Carrie Lam evasive on Hong Kong leadership bid as museum row snowballs

Chief secretary pledges to ‘spare no effort to do something good for Hong Kong’, but she fails to satisfy critics of HK$3.5 billion arts hub project

PUBLISHED : Saturday, 31 December, 2016, 1:40pm
UPDATED : Sunday, 01 January, 2017, 11:53am

Hong Kong’s No 2 official remained ambivalent on Saturday about running for the city’s top job while coming under increasing attack over a controversial museum deal with Beijing – an unexpected political hot potato that is snowballing into a major challenge just before her widely expected leadership bid.

Chief Secretary Carrie Lam Cheng Yuet-ngor avoided questions from the media on mounting political opposition to a plan to build Hong Kong’s own version of Beijing’s famed Palace Museum following an official Friday midnight press release that threw up more questions than satisfying critics.

Beijing not ready to show its hand on Hong Kong chief executive preference, top official hints

But in her speech at a charity event, Lam continued to drop hints on the possibility of running for chief executive in March and recalled a doctor once advising her to “act according to her strength”.

“But I feel that if it is something good for Hong Kong, something I can do to concentrate positive energy for Hong Kong, I will spare no effort,” she said.

“The year 2017 will be very important to me because no matter what decision I make later on, my role will change.”

She had nothing further to add to the statement by the West Kowloon Cultural District Authority Board, which she chairs, defending the decision-making process for the museum, which is to be built at the arts hub.

The HK$3.5 billion project, financed by the Jockey Club, will be set up on prime land originally earmarked for a mega performance venue, which was dropped after a business viability assessment. Critics have questioned why the government skipped the public consultation requirement laid down by law for any development of arts facilities there.

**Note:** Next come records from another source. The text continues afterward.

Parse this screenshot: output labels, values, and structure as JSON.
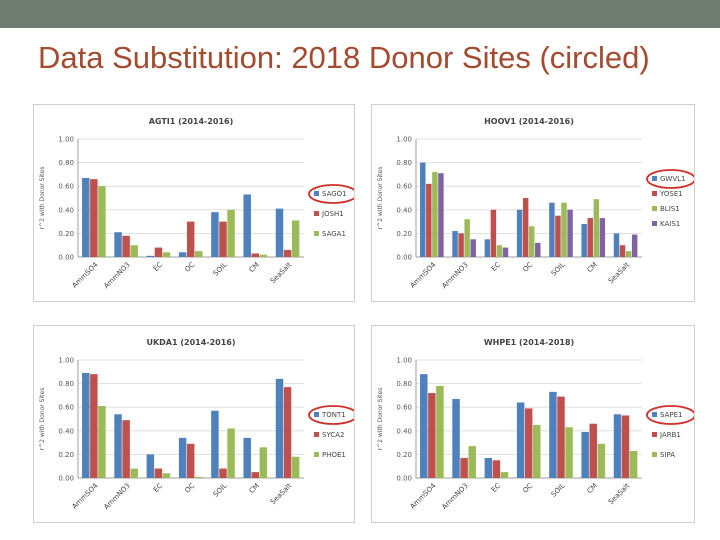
{
  "slide": {
    "title": "Data Substitution: 2018 Donor Sites (circled)"
  },
  "colors": {
    "topbar": "#6e7b70",
    "title": "#a44a2e",
    "series": [
      "#4f81bd",
      "#c0504d",
      "#9bbb59",
      "#8064a2"
    ],
    "circle": "#d0302a"
  },
  "chart_data": [
    {
      "type": "bar",
      "title": "AGTI1 (2014-2016)",
      "ylabel": "r^2 with Donor Sites",
      "categories": [
        "AmmSO4",
        "AmmNO3",
        "EC",
        "OC",
        "SOIL",
        "CM",
        "SeaSalt"
      ],
      "ylim": [
        0,
        1
      ],
      "yticks": [
        "1.00",
        "0.80",
        "0.60",
        "0.40",
        "0.20",
        "0.00"
      ],
      "series": [
        {
          "name": "SAGO1",
          "values": [
            0.67,
            0.21,
            0.01,
            0.04,
            0.38,
            0.53,
            0.41
          ]
        },
        {
          "name": "JOSH1",
          "values": [
            0.66,
            0.18,
            0.08,
            0.3,
            0.3,
            0.03,
            0.06
          ]
        },
        {
          "name": "SAGA1",
          "values": [
            0.6,
            0.1,
            0.04,
            0.05,
            0.4,
            0.02,
            0.31
          ]
        }
      ],
      "circled": "SAGO1"
    },
    {
      "type": "bar",
      "title": "HOOV1 (2014-2016)",
      "ylabel": "r^2 with Donor Sites",
      "categories": [
        "AmmSO4",
        "AmmNO3",
        "EC",
        "OC",
        "SOIL",
        "CM",
        "SeaSalt"
      ],
      "ylim": [
        0,
        1
      ],
      "yticks": [
        "1.00",
        "0.80",
        "0.60",
        "0.40",
        "0.20",
        "0.00"
      ],
      "series": [
        {
          "name": "GWVL1",
          "values": [
            0.8,
            0.22,
            0.15,
            0.4,
            0.46,
            0.28,
            0.2
          ]
        },
        {
          "name": "YOSE1",
          "values": [
            0.62,
            0.2,
            0.4,
            0.5,
            0.35,
            0.33,
            0.1
          ]
        },
        {
          "name": "BLIS1",
          "values": [
            0.72,
            0.32,
            0.1,
            0.26,
            0.46,
            0.49,
            0.05
          ]
        },
        {
          "name": "KAIS1",
          "values": [
            0.71,
            0.15,
            0.08,
            0.12,
            0.4,
            0.33,
            0.19
          ]
        }
      ],
      "circled": "GWVL1"
    },
    {
      "type": "bar",
      "title": "UKDA1 (2014-2016)",
      "ylabel": "r^2 with Donor Sites",
      "categories": [
        "AmmSO4",
        "AmmNO3",
        "EC",
        "OC",
        "SOIL",
        "CM",
        "SeaSalt"
      ],
      "ylim": [
        0,
        1
      ],
      "yticks": [
        "1.00",
        "0.80",
        "0.60",
        "0.40",
        "0.20",
        "0.00"
      ],
      "series": [
        {
          "name": "TONT1",
          "values": [
            0.89,
            0.54,
            0.2,
            0.34,
            0.57,
            0.34,
            0.84
          ]
        },
        {
          "name": "SYCA2",
          "values": [
            0.88,
            0.49,
            0.08,
            0.29,
            0.08,
            0.05,
            0.77
          ]
        },
        {
          "name": "PHOE1",
          "values": [
            0.61,
            0.08,
            0.04,
            0.01,
            0.42,
            0.26,
            0.18
          ]
        }
      ],
      "circled": "TONT1"
    },
    {
      "type": "bar",
      "title": "WHPE1 (2014-2018)",
      "ylabel": "r^2 with Donor Sites",
      "categories": [
        "AmmSO4",
        "AmmNO3",
        "EC",
        "OC",
        "SOIL",
        "CM",
        "SeaSalt"
      ],
      "ylim": [
        0,
        1
      ],
      "yticks": [
        "1.00",
        "0.80",
        "0.60",
        "0.40",
        "0.20",
        "0.00"
      ],
      "series": [
        {
          "name": "SAPE1",
          "values": [
            0.88,
            0.67,
            0.17,
            0.64,
            0.73,
            0.39,
            0.54
          ]
        },
        {
          "name": "JARB1",
          "values": [
            0.72,
            0.17,
            0.15,
            0.59,
            0.69,
            0.46,
            0.53
          ]
        },
        {
          "name": "SIPA",
          "values": [
            0.78,
            0.27,
            0.05,
            0.45,
            0.43,
            0.29,
            0.23
          ]
        }
      ],
      "circled": "SAPE1"
    }
  ]
}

Decision to build Hong Kong Palace Museum at West Kowloon Cultural District only revealed to board last month, member claims

Lam had suggested earlier that the public had not been consulted to avoid an “embarrassing” situation if it was rejected.

The board’s statement said before it unanimously approved the project on November 28, Lam had consulted two senior members, vice-chairman Ronald Arculli and museum committee chairman Victor Lo Chung-wing, in the first half of 2016. Lam has also briefed the board twice.

A source told the Post that Arculli was recently asked to lead Lam’s election campaign.

Chief executive candidate Regina Ip Lau Suk-yee said on Saturday that Lam could have done better, although the mainland side might have asked her to keep it confidential.

She could have revealed the scheme in a frank and no-nonsense manner
Regina Ip, chief executive contender

“She could have told them Hongkongers would be sensitive and consultation was necessary,” Ip said. “She could have revealed the scheme in a frank and no-nonsense manner.”

Responding to criticism that the choice of Rocco Yim Sen-kee as the architect of the museum was made without an open tender process, the board said Yim was recognised for his expertise in museum designs.

Bar Association chairwoman Winnie Tam Wan-chi SC, who was appointed to the board in late October, said she was still finding out the facts before concluding whether the museum deal had broken consultation rules.

The Civic Party’s Tanya Chan, vice-chair of the Legislative Council’s subcommittee on West Kowloon, said she would ask for records of all the internal briefings mentioned by the board before Friday, when Lam is scheduled to answer questions in Legco.